Search code examples
sqloracleperformancedb2db2-zos

Oracle slow to join local table to DB2 Mainframe


This one is puzzling me. Pulling from the DB2 by itself is fast, and pulling from the table is fast, but I don't know why they don't play nicely together. I don't have access to the indices of the DB2 table or the server there.

This query takes 0.017 seconds:

select
    PART_NO, 
    APRV_DT, 
    round((CURRENT_DATE - APRV_DT)/365.242199,1) as AGE,
    rank() over (partition by PART_NO order by APRV_DT asc) rnk,
    FROM DB2_TABLE
where PART_NO in 
    ('529711',
    '627862',
    '325712',
    '979257',
    '168570',
    '004297')

Obviously I don't want to hard-code all the part numbers because I have almost 200k of them to query.

I left the part numbers in here just to try and get this working. This query where I select the same 6 part numbers takes 1.23 seconds:

select distinct PART_NUMBER from PARTS_REPORT
where PART_NUMBER in 
    ('529711',
    '627862',
    '325712',
    '979257',
    '168570',
    '004297')

The issue is when I combine these together:

In my mind, this query should take about 3 seconds or something. It takes 492 Seconds.

select
    PART_NO, 
    APRV_DT, 
    round((CURRENT_DATE - APRV_DT)/365.242199,1) as AGE,
    rank() over (partition by PART_NO order by APRV_DT asc) rnk,
    FROM DB2_TABLE
where PART_NO in 
(
  select distinct PART_NUMBER from PARTS_REPORT
   where PART_NUMBER in 
       ('529711',
       '627862',
       '325712',
       '979257',
       '168570',
       '004297')
  )

Is there a better way to do this? Do I need to index my PARTS_REPORT table? What's the key here?

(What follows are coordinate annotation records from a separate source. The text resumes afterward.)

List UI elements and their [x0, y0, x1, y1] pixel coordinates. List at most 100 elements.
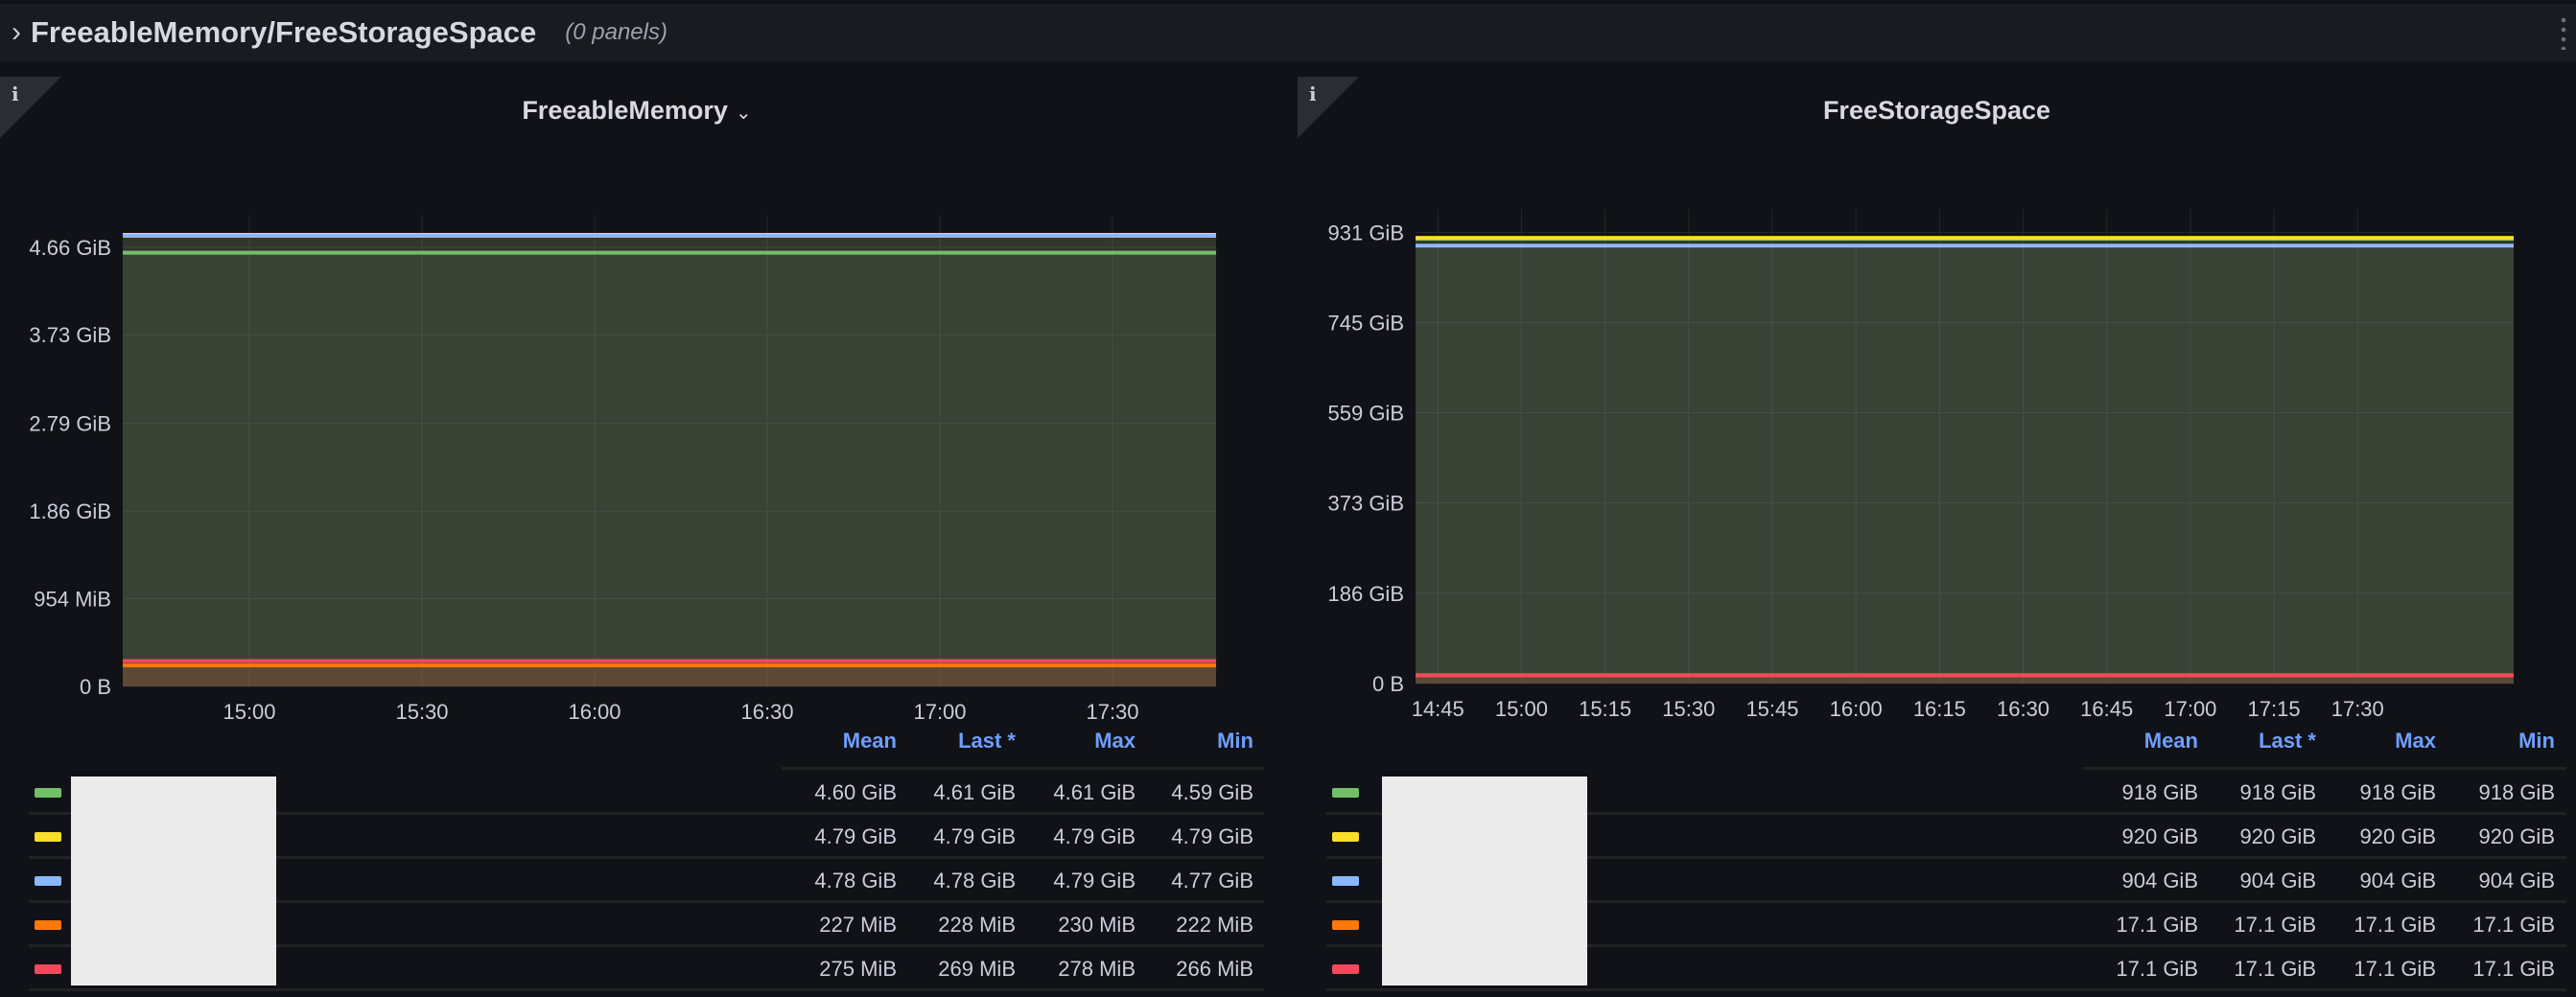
x-tick-label: 16:30 [1997, 697, 2049, 721]
redacted-series-names [1382, 777, 1587, 985]
legend-value: 4.79 GiB [1171, 824, 1253, 848]
legend-header-mean[interactable]: Mean [782, 729, 897, 754]
legend-value: 278 MiB [1058, 957, 1136, 981]
legend-value: 269 MiB [938, 957, 1016, 981]
row-header[interactable]: › FreeableMemory/FreeStorageSpace (0 pan… [0, 4, 2576, 61]
legend-value: 4.78 GiB [814, 869, 897, 893]
x-tick-label: 15:45 [1745, 697, 1798, 721]
x-tick-label: 15:30 [1662, 697, 1715, 721]
y-tick-label: 186 GiB [1328, 582, 1405, 606]
redacted-series-names [71, 777, 276, 985]
series-area [123, 665, 1216, 686]
legend-value: 4.59 GiB [1171, 780, 1253, 804]
legend-value: 920 GiB [2239, 824, 2317, 848]
legend-value: 275 MiB [819, 957, 897, 981]
legend-value: 227 MiB [819, 913, 897, 937]
series-color-swatch[interactable] [35, 920, 61, 930]
legend-value: 904 GiB [2359, 869, 2437, 893]
panel-free-storage-space: i FreeStorageSpace 0 B 186 GiB 373 GiB 559 … [1298, 77, 2576, 997]
x-tick-label: 17:30 [1086, 700, 1138, 724]
y-tick-label: 0 B [80, 675, 111, 699]
legend-value: 904 GiB [2121, 869, 2199, 893]
legend-value: 918 GiB [2121, 780, 2199, 804]
legend-value: 222 MiB [1176, 913, 1253, 937]
legend-value: 4.61 GiB [933, 780, 1016, 804]
row-panel-count: (0 panels) [565, 19, 667, 45]
y-tick-label: 559 GiB [1328, 402, 1405, 426]
series-color-swatch[interactable] [35, 876, 61, 886]
x-tick-label: 14:45 [1412, 697, 1464, 721]
legend-header-min[interactable]: Min [1138, 729, 1253, 754]
legend-value: 4.79 GiB [1053, 824, 1136, 848]
x-tick-label: 15:30 [395, 700, 448, 724]
legend-value: 918 GiB [2478, 780, 2556, 804]
legend-header-mean[interactable]: Mean [2083, 729, 2198, 754]
series-area [123, 252, 1216, 686]
legend-value: 4.77 GiB [1171, 869, 1253, 893]
y-tick-label: 931 GiB [1328, 221, 1405, 245]
x-tick-label: 15:15 [1579, 697, 1631, 721]
legend-divider [2083, 767, 2566, 770]
series-color-swatch[interactable] [1332, 788, 1359, 798]
y-tick-label: 373 GiB [1328, 492, 1405, 516]
legend-value: 918 GiB [2359, 780, 2437, 804]
x-tick-label: 15:00 [1495, 697, 1548, 721]
series-color-swatch[interactable] [35, 832, 61, 842]
chart-free-storage-space: 0 B 186 GiB 373 GiB 559 GiB 745 GiB 931 GiB 14… [1328, 209, 2514, 721]
legend-value: 17.1 GiB [2354, 913, 2436, 937]
legend-value: 904 GiB [2478, 869, 2556, 893]
series-color-swatch[interactable] [1332, 964, 1359, 974]
y-tick-label: 3.73 GiB [29, 323, 111, 347]
series-color-swatch[interactable] [35, 788, 61, 798]
legend-value: 17.1 GiB [2472, 913, 2555, 937]
legend-value: 4.60 GiB [814, 780, 897, 804]
legend-divider [782, 767, 1264, 770]
legend-header-last[interactable]: Last * [2201, 729, 2316, 754]
series-color-swatch[interactable] [1332, 920, 1359, 930]
series-color-swatch[interactable] [35, 964, 61, 974]
y-tick-label: 745 GiB [1328, 312, 1405, 336]
legend-value: 17.1 GiB [2354, 957, 2436, 981]
legend-value: 920 GiB [2359, 824, 2437, 848]
y-tick-label: 4.66 GiB [29, 236, 111, 260]
drag-handle-icon[interactable] [2561, 15, 2566, 50]
legend-value: 17.1 GiB [2234, 957, 2316, 981]
legend-value: 228 MiB [938, 913, 1016, 937]
chevron-right-icon[interactable]: › [12, 16, 21, 49]
x-tick-label: 17:15 [2248, 697, 2301, 721]
row-title[interactable]: FreeableMemory/FreeStorageSpace [31, 15, 536, 50]
legend-value: 4.79 GiB [814, 824, 897, 848]
legend-value: 17.1 GiB [2234, 913, 2316, 937]
legend-header-max[interactable]: Max [1020, 729, 1136, 754]
series-color-swatch[interactable] [1332, 876, 1359, 886]
legend-value: 904 GiB [2239, 869, 2317, 893]
y-tick-label: 2.79 GiB [29, 412, 111, 436]
chart-freeable-memory: 0 B 954 MiB 1.86 GiB 2.79 GiB 3.73 GiB 4.66 G… [29, 215, 1216, 724]
legend-header-min[interactable]: Min [2440, 729, 2555, 754]
legend-value: 17.1 GiB [2472, 957, 2555, 981]
legend-value: 920 GiB [2121, 824, 2199, 848]
x-tick-label: 16:00 [568, 700, 621, 724]
x-tick-label: 16:45 [2080, 697, 2133, 721]
legend-value: 920 GiB [2478, 824, 2556, 848]
x-tick-label: 16:30 [740, 700, 793, 724]
series-area [1416, 245, 2514, 684]
legend-value: 4.79 GiB [1053, 869, 1136, 893]
legend-value: 17.1 GiB [2116, 913, 2198, 937]
x-tick-label: 16:15 [1913, 697, 1966, 721]
x-tick-label: 16:00 [1830, 697, 1883, 721]
legend-value: 230 MiB [1058, 913, 1136, 937]
y-tick-label: 0 B [1372, 672, 1404, 696]
legend-value: 4.61 GiB [1053, 780, 1136, 804]
legend-value: 17.1 GiB [2116, 957, 2198, 981]
legend-value: 4.78 GiB [933, 869, 1016, 893]
legend-header-max[interactable]: Max [2321, 729, 2436, 754]
x-tick-label: 17:00 [2164, 697, 2216, 721]
y-tick-label: 954 MiB [34, 587, 111, 611]
legend-value: 918 GiB [2239, 780, 2317, 804]
x-tick-label: 17:00 [913, 700, 966, 724]
legend-value: 266 MiB [1176, 957, 1253, 981]
series-color-swatch[interactable] [1332, 832, 1359, 842]
legend-value: 4.79 GiB [933, 824, 1016, 848]
legend-header-last[interactable]: Last * [901, 729, 1016, 754]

edit: to run all 200k-ish part numbers, the same query takes 564 seconds - around the time it takes what I have above to run.

Edit 2: the user below helped me to know what was going on - I have to pull down the whole remote table, and that's slow. I think I understand what's happening now - thanks.


Solution

  • Summarizing my comments as an answer:

    In your first query you are providing an explicit IN list to the query, so it executes remotely on the DB2 server in its entirety, returning of data from DB2_TABLE.

    When you attempt to retrieve the search criteria from a local table (which you do with where PART_NO in) you force a join of a remote and a local table, for which the entire remote table has to be sent to the local server where the join is performed.

    Sending the local table (or subset thereof) to the remote server to perform the join there presumably requires less bandwidth. You could achieve this by declaring a temporary table, loading it with the list of part numbers from the Oracle table, then performing your query against two remote tables, localizing the join there.

    You already have some privileges in the remote database, which allow you to query its table(s); try and see if you can run DECLARE GLOBAL TEMPORARY TABLE -- by default it does not require any privileges beyond normal PUBLIC privileges.